Turning to the research perspective, we contribute to the general understanding of knowledge spillovers and further the research on institutions helping to penetrate knowledge filters for incumbents. It has been argued (Qian and Jung 2017; Proeger 2018) that incumbent firms and their specific absorptive capacities should not be omitted in the analysis of knowledge filters due to their ubiquitous role in modern industrial economies. While high-tech innovativeness certainly is primarily fostered by entrepreneurial activities that play a central role in providing the missing link between R&D and growth; many highly innovative (regional) economies draw their innovative performance from incumbent SMEs successfully conducting knowledge spillover, transferring R&D into marketable products.
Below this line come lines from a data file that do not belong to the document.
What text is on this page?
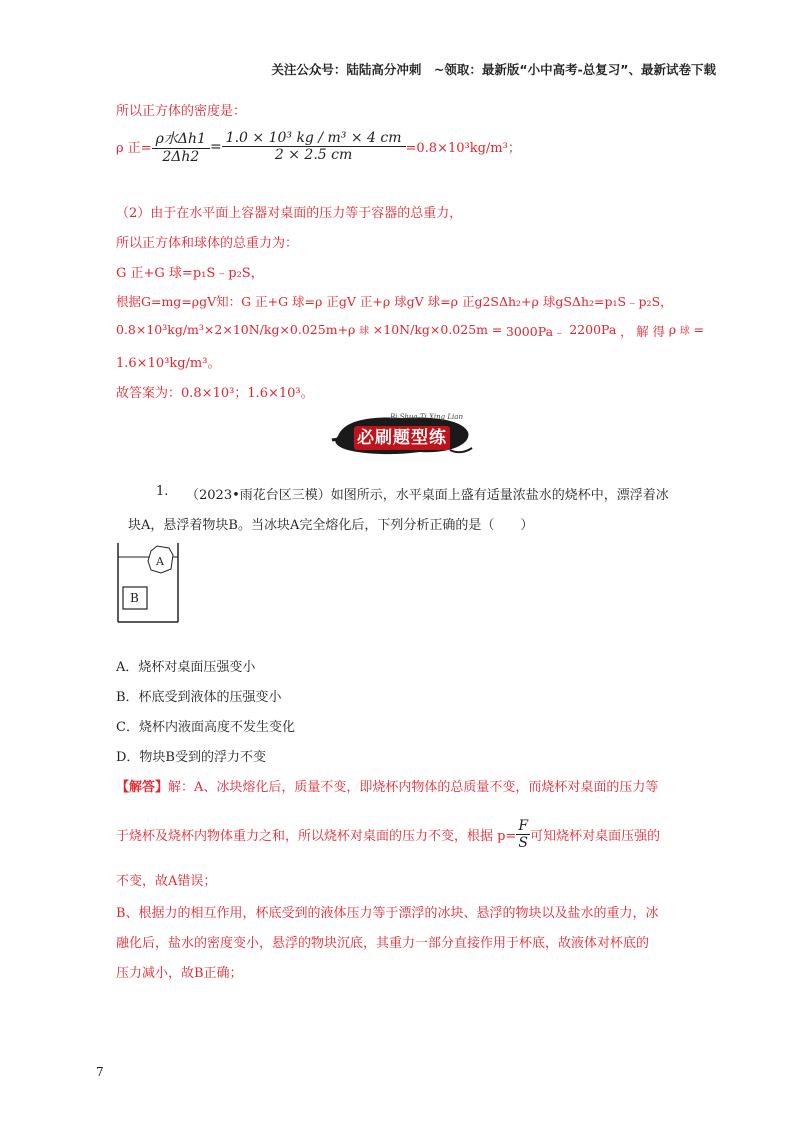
关注公众号：陆陆高分冲刺　~领取：最新版“小中高考-总复习”、最新试卷下载
所以正方体的密度是：
ρ 正= $\frac{\text{ρ水Δh1}}{2\Delta h2} = \frac{\text{1.0 × 10³ kg / m³ × 4 cm}}{2 \times 2.5 cm} =0.8\times 10^3kg/m^3$；
（2）由于在水平面上容器对桌面的压力等于容器的总重力，
所以正方体和球体的总重力为：
G 正+G 球=p₁S﹣p₂S，
根据G=mg=ρgV知：G 正+G 球=ρ 正gV 正+ρ 球gV 球=ρ 正g2SΔh₂+ρ 球gSΔh₂=p₁S﹣p₂S，
0.8×10³kg/m³×2×10N/kg×0.025m+ρ 球 ×10N/kg×0.025m = 3000Pa﹣ 2200Pa ， 解 得 ρ 球 =
1.6×10³kg/m³。
故答案为：0.8×10³；1.6×10³。
必刷题型练
Bi Shua Ti Xing Lian
1. （2023•雨花台区三模）如图所示，水平桌面上盛有适量浓盐水的烧杯中，漂浮着冰
块A，悬浮着物块B。当冰块A完全熔化后，下列分析正确的是（　　）
A
B
A．烧杯对桌面压强变小
B．杯底受到液体的压强变小
C．烧杯内液面高度不发生变化
D．物块B受到的浮力不变
【解答】解：A、冰块熔化后，质量不变，即烧杯内物体的总质量不变，而烧杯对桌面的压力等
于烧杯及烧杯内物体重力之和，所以烧杯对桌面的压力不变，根据 $p= \frac{F}{S}$ 可知烧杯对桌面压强的
不变，故A错误；
B、根据力的相互作用，杯底受到的液体压力等于漂浮的冰块、悬浮的物块以及盐水的重力，冰
融化后，盐水的密度变小，悬浮的物块沉底，其重力一部分直接作用于杯底，故液体对杯底的
压力减小，故B正确；
7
Digitization is a prime example for this process of providing the link between high-tech products to broad, large-scale productivity increasing applications across the economy. Therefore, both our understanding of absorptive capacities in incumbent firms, the processes, and difficulties in fostering knowledge spillover to those firms as well as institutional support structures are of vital importance to policy makers trying to turn R&D into growth. We therefore emphasize that the study of digitization and knowledge filter in SMEs should be furthered to provide policy makers with insight on how to design appropriate policy instruments.